I lost my father just over a year ago so I’ve been grieving all over again as he is the only reason I’m entitled to any money. I’ve been trying to be sensitive knowing that they lost their father and brother suddenly in a relatively short period of time. One of the executors said to me that they been doing my father’s share of visiting my grandparent since he died.
For clarity probate was granted 6 weeks ago. The death was in April

birdladyfromhomealone Tue 05-Dec-17 23:52:06

my mums probate took 3 years for the funds to come through after letters of administration were granted.6 weeks is very early days. Be patient it will come to you as its in the will the executors HAVE to abide by the will.

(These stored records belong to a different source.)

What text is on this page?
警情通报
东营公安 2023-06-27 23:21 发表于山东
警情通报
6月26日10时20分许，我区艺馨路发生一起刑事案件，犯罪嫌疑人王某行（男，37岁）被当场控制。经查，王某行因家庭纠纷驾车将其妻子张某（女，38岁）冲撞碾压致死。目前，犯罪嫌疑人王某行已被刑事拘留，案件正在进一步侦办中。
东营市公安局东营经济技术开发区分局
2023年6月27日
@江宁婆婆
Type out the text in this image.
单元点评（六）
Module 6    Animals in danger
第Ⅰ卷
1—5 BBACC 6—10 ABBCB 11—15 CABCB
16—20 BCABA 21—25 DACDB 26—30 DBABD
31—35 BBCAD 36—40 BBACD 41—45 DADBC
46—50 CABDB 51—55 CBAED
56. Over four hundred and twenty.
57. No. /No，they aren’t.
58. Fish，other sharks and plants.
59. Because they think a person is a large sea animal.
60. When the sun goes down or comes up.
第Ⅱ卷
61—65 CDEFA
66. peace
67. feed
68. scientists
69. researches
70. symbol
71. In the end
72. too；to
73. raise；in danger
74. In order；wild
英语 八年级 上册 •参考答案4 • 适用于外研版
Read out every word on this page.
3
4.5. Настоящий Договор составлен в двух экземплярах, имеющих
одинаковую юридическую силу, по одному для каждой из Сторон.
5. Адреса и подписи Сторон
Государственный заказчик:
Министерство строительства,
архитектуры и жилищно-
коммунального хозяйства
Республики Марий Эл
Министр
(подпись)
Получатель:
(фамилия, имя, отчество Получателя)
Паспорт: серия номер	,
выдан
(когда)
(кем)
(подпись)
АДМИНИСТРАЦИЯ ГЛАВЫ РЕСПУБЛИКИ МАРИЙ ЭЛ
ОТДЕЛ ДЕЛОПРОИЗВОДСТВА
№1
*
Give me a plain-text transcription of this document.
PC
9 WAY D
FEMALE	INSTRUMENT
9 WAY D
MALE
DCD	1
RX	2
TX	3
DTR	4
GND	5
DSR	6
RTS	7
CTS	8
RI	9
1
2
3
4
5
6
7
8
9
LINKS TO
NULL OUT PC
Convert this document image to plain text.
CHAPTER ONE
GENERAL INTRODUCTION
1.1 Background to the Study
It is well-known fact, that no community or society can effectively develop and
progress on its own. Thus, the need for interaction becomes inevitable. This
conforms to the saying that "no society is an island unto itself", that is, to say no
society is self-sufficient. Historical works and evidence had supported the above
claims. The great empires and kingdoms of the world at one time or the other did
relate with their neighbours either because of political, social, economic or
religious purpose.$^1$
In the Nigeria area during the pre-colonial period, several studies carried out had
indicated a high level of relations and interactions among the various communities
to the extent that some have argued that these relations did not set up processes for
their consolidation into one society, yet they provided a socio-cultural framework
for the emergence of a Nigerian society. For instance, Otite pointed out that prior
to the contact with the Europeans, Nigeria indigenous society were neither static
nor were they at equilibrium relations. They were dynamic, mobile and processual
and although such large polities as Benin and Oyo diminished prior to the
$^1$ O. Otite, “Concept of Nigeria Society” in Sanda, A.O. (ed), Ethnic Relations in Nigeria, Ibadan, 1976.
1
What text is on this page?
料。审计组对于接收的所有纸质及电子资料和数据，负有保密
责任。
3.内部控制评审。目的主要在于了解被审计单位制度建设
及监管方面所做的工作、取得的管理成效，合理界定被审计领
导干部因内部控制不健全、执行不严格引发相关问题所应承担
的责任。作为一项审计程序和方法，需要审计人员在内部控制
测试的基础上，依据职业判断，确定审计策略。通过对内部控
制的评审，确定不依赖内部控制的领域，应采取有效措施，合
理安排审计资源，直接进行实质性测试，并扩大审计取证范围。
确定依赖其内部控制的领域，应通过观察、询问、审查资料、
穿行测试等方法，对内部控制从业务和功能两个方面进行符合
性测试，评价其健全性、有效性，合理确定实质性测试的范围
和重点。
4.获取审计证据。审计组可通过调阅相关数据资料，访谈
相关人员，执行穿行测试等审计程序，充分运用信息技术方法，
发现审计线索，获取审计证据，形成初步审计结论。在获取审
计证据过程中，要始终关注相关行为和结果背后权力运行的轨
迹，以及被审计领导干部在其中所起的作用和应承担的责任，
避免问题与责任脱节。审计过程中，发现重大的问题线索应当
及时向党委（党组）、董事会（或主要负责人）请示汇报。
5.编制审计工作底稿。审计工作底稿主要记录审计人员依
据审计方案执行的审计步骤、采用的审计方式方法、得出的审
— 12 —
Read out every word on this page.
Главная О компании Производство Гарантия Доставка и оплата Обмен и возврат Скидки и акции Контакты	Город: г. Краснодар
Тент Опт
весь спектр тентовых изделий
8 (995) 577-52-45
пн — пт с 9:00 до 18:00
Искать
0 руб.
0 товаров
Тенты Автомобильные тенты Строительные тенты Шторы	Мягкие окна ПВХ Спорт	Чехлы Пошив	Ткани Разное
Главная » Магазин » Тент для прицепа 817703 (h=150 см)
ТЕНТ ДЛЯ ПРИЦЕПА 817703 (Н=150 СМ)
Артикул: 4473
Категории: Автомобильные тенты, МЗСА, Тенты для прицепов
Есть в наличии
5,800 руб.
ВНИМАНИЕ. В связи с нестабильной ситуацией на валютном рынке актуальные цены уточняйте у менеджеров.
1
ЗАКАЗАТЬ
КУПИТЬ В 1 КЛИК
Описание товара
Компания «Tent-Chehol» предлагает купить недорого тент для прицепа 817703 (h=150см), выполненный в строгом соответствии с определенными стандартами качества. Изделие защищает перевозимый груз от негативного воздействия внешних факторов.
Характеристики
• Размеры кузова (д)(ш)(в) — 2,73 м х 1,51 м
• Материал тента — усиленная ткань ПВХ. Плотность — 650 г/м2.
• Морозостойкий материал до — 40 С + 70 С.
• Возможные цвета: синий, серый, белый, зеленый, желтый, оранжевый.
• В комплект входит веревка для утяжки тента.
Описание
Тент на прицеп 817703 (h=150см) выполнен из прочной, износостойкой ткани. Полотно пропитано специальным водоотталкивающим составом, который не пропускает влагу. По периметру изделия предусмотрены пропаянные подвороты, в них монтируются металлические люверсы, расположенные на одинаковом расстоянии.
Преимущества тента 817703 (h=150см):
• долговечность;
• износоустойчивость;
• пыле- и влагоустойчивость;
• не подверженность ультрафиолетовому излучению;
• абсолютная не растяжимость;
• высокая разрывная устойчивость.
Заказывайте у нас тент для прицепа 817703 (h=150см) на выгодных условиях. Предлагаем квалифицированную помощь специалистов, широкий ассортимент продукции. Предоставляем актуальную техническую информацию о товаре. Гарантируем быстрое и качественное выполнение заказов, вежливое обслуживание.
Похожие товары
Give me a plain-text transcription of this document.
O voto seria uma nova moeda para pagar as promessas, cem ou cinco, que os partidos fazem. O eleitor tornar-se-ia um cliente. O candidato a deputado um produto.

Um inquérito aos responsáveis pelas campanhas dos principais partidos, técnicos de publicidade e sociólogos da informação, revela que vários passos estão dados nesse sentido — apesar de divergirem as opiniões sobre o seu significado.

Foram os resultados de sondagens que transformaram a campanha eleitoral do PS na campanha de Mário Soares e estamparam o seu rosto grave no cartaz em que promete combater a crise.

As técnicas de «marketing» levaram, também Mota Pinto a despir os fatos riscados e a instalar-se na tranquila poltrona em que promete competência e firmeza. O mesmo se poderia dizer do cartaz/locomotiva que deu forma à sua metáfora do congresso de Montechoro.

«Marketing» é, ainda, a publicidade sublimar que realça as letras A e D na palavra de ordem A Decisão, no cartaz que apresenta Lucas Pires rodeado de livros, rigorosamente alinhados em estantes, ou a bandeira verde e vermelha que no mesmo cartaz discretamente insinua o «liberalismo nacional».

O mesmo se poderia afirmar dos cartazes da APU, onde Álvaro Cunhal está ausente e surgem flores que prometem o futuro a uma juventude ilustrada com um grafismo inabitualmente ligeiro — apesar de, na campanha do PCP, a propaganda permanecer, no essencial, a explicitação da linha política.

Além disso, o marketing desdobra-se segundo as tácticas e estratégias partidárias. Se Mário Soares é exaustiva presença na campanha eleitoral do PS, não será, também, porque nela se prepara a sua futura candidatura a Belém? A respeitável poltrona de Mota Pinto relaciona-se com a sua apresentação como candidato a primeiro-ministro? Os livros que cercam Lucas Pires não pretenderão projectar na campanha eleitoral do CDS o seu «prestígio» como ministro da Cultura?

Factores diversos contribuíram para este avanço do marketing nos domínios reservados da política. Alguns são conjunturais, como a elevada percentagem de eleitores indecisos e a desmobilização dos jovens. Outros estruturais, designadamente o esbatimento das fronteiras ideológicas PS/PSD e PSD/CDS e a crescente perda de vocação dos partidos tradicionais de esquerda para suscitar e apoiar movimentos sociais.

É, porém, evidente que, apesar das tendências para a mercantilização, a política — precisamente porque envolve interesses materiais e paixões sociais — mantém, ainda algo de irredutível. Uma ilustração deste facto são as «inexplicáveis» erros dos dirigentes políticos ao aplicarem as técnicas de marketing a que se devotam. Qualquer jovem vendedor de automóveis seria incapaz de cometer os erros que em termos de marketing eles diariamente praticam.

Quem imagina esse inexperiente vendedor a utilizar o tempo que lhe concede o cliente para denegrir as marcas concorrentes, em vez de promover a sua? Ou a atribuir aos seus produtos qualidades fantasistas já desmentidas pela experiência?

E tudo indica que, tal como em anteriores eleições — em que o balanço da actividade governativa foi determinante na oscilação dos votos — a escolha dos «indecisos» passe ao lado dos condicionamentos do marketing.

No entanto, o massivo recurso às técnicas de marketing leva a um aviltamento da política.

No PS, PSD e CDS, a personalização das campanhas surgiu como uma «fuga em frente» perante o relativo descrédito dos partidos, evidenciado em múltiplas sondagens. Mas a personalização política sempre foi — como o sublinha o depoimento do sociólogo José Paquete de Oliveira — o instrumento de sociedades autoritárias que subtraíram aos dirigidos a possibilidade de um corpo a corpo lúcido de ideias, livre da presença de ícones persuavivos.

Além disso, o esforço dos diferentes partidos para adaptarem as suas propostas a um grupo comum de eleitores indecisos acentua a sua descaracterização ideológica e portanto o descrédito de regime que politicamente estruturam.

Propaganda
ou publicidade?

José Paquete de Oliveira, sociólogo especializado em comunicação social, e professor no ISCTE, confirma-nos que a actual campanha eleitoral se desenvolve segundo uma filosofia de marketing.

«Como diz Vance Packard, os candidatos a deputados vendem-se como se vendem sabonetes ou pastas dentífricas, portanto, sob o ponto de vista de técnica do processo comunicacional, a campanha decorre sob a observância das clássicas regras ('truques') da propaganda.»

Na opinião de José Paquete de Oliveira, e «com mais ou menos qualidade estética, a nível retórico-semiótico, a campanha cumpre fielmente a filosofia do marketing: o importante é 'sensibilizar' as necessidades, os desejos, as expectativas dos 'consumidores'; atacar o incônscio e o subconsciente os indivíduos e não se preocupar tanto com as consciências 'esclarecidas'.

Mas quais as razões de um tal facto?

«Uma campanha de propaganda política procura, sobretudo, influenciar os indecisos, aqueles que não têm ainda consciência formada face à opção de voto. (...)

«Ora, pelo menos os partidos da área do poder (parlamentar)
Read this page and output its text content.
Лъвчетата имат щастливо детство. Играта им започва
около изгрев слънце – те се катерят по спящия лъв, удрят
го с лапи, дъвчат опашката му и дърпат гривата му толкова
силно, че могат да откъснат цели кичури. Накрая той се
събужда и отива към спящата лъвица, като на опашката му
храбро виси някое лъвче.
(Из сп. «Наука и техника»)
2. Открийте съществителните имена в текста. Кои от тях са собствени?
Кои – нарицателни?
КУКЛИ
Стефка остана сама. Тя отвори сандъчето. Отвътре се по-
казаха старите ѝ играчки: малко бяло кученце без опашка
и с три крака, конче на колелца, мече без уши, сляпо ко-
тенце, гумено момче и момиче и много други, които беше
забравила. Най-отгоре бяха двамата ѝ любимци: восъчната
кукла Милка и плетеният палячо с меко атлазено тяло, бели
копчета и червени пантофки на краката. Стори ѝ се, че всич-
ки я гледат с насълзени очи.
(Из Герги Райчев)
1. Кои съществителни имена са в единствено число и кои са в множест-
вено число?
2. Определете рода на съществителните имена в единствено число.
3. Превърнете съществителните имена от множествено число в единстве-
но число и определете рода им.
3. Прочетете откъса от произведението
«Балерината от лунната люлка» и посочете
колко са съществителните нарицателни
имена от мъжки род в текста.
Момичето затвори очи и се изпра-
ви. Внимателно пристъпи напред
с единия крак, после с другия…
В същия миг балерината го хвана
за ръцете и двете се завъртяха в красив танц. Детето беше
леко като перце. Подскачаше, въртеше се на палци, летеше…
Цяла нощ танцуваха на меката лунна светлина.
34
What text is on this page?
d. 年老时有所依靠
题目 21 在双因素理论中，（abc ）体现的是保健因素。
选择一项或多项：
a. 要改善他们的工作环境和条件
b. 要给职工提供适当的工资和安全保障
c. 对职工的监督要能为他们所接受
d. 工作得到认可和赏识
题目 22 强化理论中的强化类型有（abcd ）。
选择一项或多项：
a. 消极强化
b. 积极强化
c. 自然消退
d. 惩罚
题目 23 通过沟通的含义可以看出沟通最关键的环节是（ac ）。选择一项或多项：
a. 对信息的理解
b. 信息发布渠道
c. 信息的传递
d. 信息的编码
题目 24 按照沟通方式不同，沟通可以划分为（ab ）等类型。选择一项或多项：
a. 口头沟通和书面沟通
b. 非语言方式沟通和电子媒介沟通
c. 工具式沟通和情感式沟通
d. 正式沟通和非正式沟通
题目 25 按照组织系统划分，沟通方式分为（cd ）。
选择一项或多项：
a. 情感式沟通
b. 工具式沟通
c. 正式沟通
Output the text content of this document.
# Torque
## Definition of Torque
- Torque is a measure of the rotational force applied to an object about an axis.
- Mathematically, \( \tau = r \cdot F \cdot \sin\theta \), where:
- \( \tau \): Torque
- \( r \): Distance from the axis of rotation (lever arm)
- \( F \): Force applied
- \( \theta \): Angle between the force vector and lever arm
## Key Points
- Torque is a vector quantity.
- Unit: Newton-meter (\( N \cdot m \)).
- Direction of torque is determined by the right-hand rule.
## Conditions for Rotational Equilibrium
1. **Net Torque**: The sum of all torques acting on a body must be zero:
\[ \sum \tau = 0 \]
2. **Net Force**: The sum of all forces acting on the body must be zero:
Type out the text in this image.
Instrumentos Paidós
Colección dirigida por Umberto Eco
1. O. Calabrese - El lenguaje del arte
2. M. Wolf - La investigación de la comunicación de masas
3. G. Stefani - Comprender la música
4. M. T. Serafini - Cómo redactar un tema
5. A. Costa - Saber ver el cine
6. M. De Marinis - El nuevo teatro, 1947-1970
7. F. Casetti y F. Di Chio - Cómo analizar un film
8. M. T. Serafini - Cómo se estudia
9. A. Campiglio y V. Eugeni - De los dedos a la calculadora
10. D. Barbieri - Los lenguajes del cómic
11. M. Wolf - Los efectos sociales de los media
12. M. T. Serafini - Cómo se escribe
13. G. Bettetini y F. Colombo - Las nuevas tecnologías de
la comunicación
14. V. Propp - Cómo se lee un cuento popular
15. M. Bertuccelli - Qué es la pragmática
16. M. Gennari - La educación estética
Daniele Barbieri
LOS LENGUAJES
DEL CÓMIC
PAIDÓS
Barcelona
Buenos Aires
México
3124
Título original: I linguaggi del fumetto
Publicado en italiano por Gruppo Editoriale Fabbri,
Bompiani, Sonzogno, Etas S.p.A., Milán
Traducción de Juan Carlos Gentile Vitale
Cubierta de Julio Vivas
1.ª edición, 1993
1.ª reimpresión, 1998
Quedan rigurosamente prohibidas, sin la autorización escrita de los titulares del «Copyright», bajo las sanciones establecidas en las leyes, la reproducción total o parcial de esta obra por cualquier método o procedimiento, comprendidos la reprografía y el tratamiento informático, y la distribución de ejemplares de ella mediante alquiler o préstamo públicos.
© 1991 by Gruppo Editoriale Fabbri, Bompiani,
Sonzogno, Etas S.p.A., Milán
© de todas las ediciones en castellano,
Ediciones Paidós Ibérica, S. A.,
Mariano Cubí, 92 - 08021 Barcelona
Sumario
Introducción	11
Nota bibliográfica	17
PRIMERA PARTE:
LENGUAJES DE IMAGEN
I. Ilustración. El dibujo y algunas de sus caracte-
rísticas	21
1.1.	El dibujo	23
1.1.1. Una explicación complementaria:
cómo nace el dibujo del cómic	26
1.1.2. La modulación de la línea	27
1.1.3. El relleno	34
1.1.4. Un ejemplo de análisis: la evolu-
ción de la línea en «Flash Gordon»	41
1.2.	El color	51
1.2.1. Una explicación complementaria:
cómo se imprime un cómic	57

AmeliaFlashtart Wed 06-Dec-17 02:35:55

It takes ages, notices have to be posted so debts can be settled etc, numerous forms to be sent off and people contacted. The executors don't have to use solicitors. You are named in the will as a beneficiary so you should get to see the final accounts in full showing you how the estate has been managed. It isn't a speedy process though.

yorkshireyummymummy Wed 06-Dec-17 03:24:24

Personally I would be asking them what exactly is happening now ie what have they done, what needs to be done, estimates of time until the estate is settled etc.
Probate has been granted, you say there's only some care home bills to pay and the property has been sold and funds received.......so what's the delay??
Executors have a duty to keep people in the loop and to get a estate settled as swiftly as possible.
And sorry, but being in mourning is no excuse. I'm sure they are not still wearing black and utterly immersed in grief, unable to function ala Queen Victoria. If they are then maybe they might appreciate n offer of help.
I don't think there is anything wrong with asking for some sort of timeframe when probate has been granted.

KickAssAngel Wed 06-Dec-17 03:41:04

that comment about the visiting sounds like there's some bitterness/resentment there. Maybe they think you should have done more and they are not exactly rushing to get you the money as a result.

It probably is Ok to ask about once a month, and to offer some help as well. If they have sold everything, and paid bills then they should be able to start paying out money.

NoFucksImAQueen Wed 06-Dec-17 03:48:12

One of the executors said to me that they been doing my father’s share of visiting my grandparent since he died.

Fucking hell, what a comment!
Did they get on with your father? I wonder what the motive was behind making that statement

Seniorcitizen1 Wed 06-Dec-17 10:28:29

If the estate is straight forward then you should have had a pay out by now. I was granted probabte for my mother's estate in September 2010 and everyone was given an interim pay out from investments and bank accounts etc in November , and then final pay out a year later when house finally sold.